As described above in detail, according to the present invention, a plurality of prediction methods are prepared for the solution of a molecular structure optimization problem such as interatomic force, and all the prediction methods are executed at the same time to perform prediction. The remarkable effect that the number of iterations is reduced by the procedure of selecting an optimal solution from among the solutions and a molecular design support method that enables high-speed calculation of a molecular structure optimization problem can be realized. Further, by using a recording medium in which the procedure of the molecular design support method according to the present invention is recorded, the number of iterations in the calculation of the force acting between each atom in the molecule is reduced, and the molecular structure optimization problem can be processed in a short time. it can.

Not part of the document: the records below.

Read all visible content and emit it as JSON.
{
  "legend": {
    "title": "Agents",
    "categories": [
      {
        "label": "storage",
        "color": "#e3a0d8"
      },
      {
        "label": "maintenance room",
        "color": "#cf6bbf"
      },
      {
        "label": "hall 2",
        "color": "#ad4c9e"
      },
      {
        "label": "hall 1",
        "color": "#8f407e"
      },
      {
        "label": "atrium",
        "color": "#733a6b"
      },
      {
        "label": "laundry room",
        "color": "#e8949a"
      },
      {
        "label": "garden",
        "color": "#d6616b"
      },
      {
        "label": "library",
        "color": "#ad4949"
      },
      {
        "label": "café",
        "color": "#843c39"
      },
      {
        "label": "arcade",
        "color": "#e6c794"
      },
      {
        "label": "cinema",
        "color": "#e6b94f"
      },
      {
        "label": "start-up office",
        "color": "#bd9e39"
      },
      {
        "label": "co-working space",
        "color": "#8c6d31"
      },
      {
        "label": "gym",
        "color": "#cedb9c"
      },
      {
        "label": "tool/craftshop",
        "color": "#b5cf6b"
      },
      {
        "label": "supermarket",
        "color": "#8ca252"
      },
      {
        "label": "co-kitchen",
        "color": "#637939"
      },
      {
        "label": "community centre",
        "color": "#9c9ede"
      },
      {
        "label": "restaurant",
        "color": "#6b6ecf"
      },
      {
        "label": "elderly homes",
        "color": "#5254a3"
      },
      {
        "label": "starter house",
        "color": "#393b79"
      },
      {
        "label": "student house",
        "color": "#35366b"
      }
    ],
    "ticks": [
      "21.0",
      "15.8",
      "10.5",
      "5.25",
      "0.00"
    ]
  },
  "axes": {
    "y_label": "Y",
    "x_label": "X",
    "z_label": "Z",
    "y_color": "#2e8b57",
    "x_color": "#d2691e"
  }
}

[Brief description of drawings]

FIG. 1 is a flowchart of a molecular design support procedure according to an embodiment of the present invention.

FIG. 2 is a configuration diagram of a molecular design support apparatus according to an embodiment.

FIG. 3 is a diagram showing an effect of the invention.

[Explanation of symbols]

 DESCRIPTION OF SYMBOLS 1 display device 2 arithmetic processing device 2a arithmetic unit 2b processing procedure storage unit 2c intermediate data storage unit 2d data output unit 2e data input unit 3 input device 4 output device 5 storage device

Claims (1)

[Claims] 1. A plurality of preliminarily prepared prediction methods for calculating an optimal structure of a molecule based on a force acting between atoms in a molecular design support method for inputting an initial structure of a molecule to be designed and performing a structure optimization calculation. And a step of determining an optimum one from a plurality of prediction solutions obtained by the calculation step.